Лёд на её правой щеке согревается под терпеливыми лучами двух серых солнц, наипрекраснейших для любой женщины. Вот-вот он растает, капля за каплей. Позорными слезами — настырные серые солнца добьются своего.

Она никогда в них не посмотрит. Она никогда не считала нужным своему достоинству делать это.

А по телу нёсся пробуждающий забытые чувства ветерок. Нёсся, несмотря на все преграды, возводимые разумом Сигрид на его пути.

— Кто обещал? Я? Летом? Хах-ха!..

Сигрид выдернула ладонь. Скривившись, будто держала её в навозной жиже.

Ладонь за жалкий миг превратилась в раскалённую. Поправив накидку, Сигрид упрятала руку в ткань, как под защиту. Правда, помнить жар крепкого молодого мужчины она так будет дольше.

Ноздри Сигрид, едва-едва дрожавшие, пока её пальцы лежали под ладонью Трюггви, втянули воздух рывком. А затем она и не дышала вовсе.

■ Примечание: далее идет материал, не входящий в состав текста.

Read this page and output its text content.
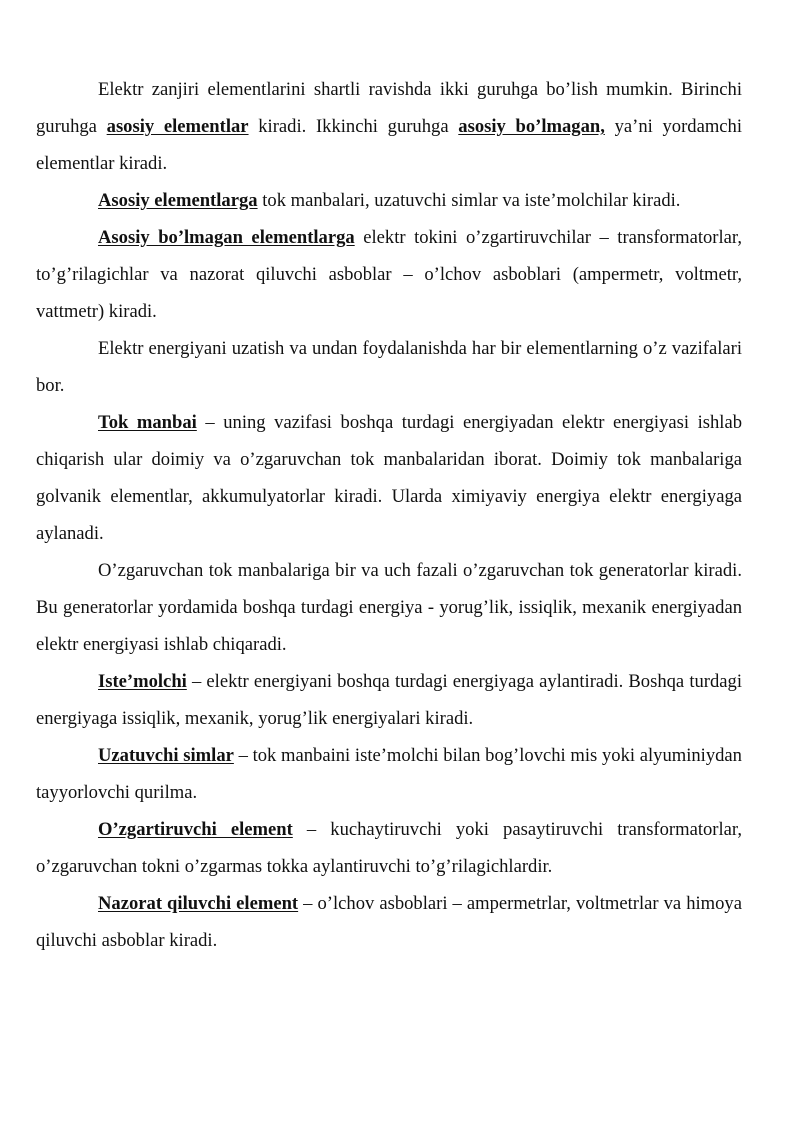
Elektr zanjiri elementlarini shartli ravishda ikki guruhga bo’lish mumkin. Birinchi guruhga asosiy elementlar kiradi. Ikkinchi guruhga asosiy bo’lmagan, ya’ni yordamchi elementlar kiradi.

Asosiy elementlarga tok manbalari, uzatuvchi simlar va iste’molchilar kiradi.

Asosiy bo’lmagan elementlarga elektr tokini o’zgartiruvchilar – transformatorlar, to’g’rilagichlar va nazorat qiluvchi asboblar – o’lchov asboblari (ampermetr, voltmetr, vattmetr) kiradi.

Elektr energiyani uzatish va undan foydalanishda har bir elementlarning o’z vazifalari bor.

Tok manbai – uning vazifasi boshqa turdagi energiyadan elektr energiyasi ishlab chiqarish ular doimiy va o’zgaruvchan tok manbalaridan iborat. Doimiy tok manbalariga golvanik elementlar, akkumulyatorlar kiradi. Ularda ximiyaviy energiya elektr energiyaga aylanadi.

O’zgaruvchan tok manbalariga bir va uch fazali o’zgaruvchan tok generatorlar kiradi. Bu generatorlar yordamida boshqa turdagi energiya - yorug’lik, issiqlik, mexanik energiyadan elektr energiyasi ishlab chiqaradi.

Iste’molchi – elektr energiyani boshqa turdagi energiyaga aylantiradi. Boshqa turdagi energiyaga issiqlik, mexanik, yorug’lik energiyalari kiradi.

Uzatuvchi simlar – tok manbaini iste’molchi bilan bog’lovchi mis yoki alyuminiydan tayyorlovchi qurilma.

O’zgartiruvchi element – kuchaytiruvchi yoki pasaytiruvchi transformatorlar, o’zgaruvchan tokni o’zgarmas tokka aylantiruvchi to’g’rilagichlardir.

Nazorat qiluvchi element – o’lchov asboblari – ampermetrlar, voltmetrlar va himoya qiluvchi asboblar kiradi.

Тепло Трюггви ушло, и к Сигрид вернулась долгожданная способность думать. Серые глаза изгнаны из памяти с окончательной победой.

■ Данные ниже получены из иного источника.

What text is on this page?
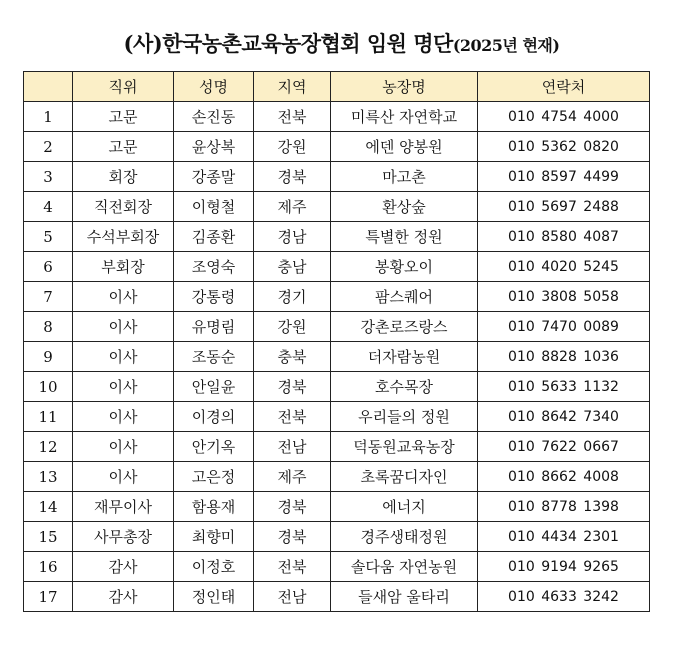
(사)한국농촌교육농장협회 임원 명단(2025년 현재)
	직위	성명	지역	농장명	연락처
1	고문	손진동	전북	미륵산 자연학교	010 4754 4000
2	고문	윤상복	강원	에덴 양봉원	010 5362 0820
3	회장	강종말	경북	마고촌	010 8597 4499
4	직전회장	이형철	제주	환상숲	010 5697 2488
5	수석부회장	김종환	경남	특별한 정원	010 8580 4087
6	부회장	조영숙	충남	봉황오이	010 4020 5245
7	이사	강통령	경기	팜스퀘어	010 3808 5058
8	이사	유명림	강원	강촌로즈랑스	010 7470 0089
9	이사	조동순	충북	더자람농원	010 8828 1036
10	이사	안일윤	경북	호수목장	010 5633 1132
11	이사	이경의	전북	우리들의 정원	010 8642 7340
12	이사	안기옥	전남	덕동원교육농장	010 7622 0667
13	이사	고은정	제주	초록꿈디자인	010 8662 4008
14	재무이사	함용재	경북	에너지	010 8778 1398
15	사무총장	최향미	경북	경주생태정원	010 4434 2301
16	감사	이정호	전북	솔다움 자연농원	010 9194 9265
17	감사	정인태	전남	들새암 울타리	010 4633 3242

Сигрид понимает, что это последний вечер, когда она сидит по правую руку мужа. В следующий раз она скажется больной и не придёт. Либо Харальд сам посадит ближе к себе молодого Трюггви.

* * *

Куда как ласковее к Трюггви служанки, порхающие бабочками у очага!..

С потолочной балки к огню спускается цепь, на которую повешен — и требует неотлучного внимания — старый родовой котёл. К его бокам в кучки углей ставятся горшки, которые после достаются то ухватами, то обмотанными ветошью руками.

Котёл чернеет, греется. Вокруг него мельтешат зелёные и красные пятна платьев, мелькает коричневая кожа Гормовой куртки. От котла пахнет морковью, распаренным пшеном, травами, а из некоторых горшочков пряностями.

К сероглазому из весенних песен, как бы ни желалось трепещущим душам, девушкам подходить некогда. Трепещущая душа, конечно, дело важное, но Старая Уна будет ругаться... Все они надели самые красивые наряды, только бы он замечал их и ловил за руки! Хотя сегодняшняя работа погрязнее обычной. Но жалеть платья некогда, пир в разгаре.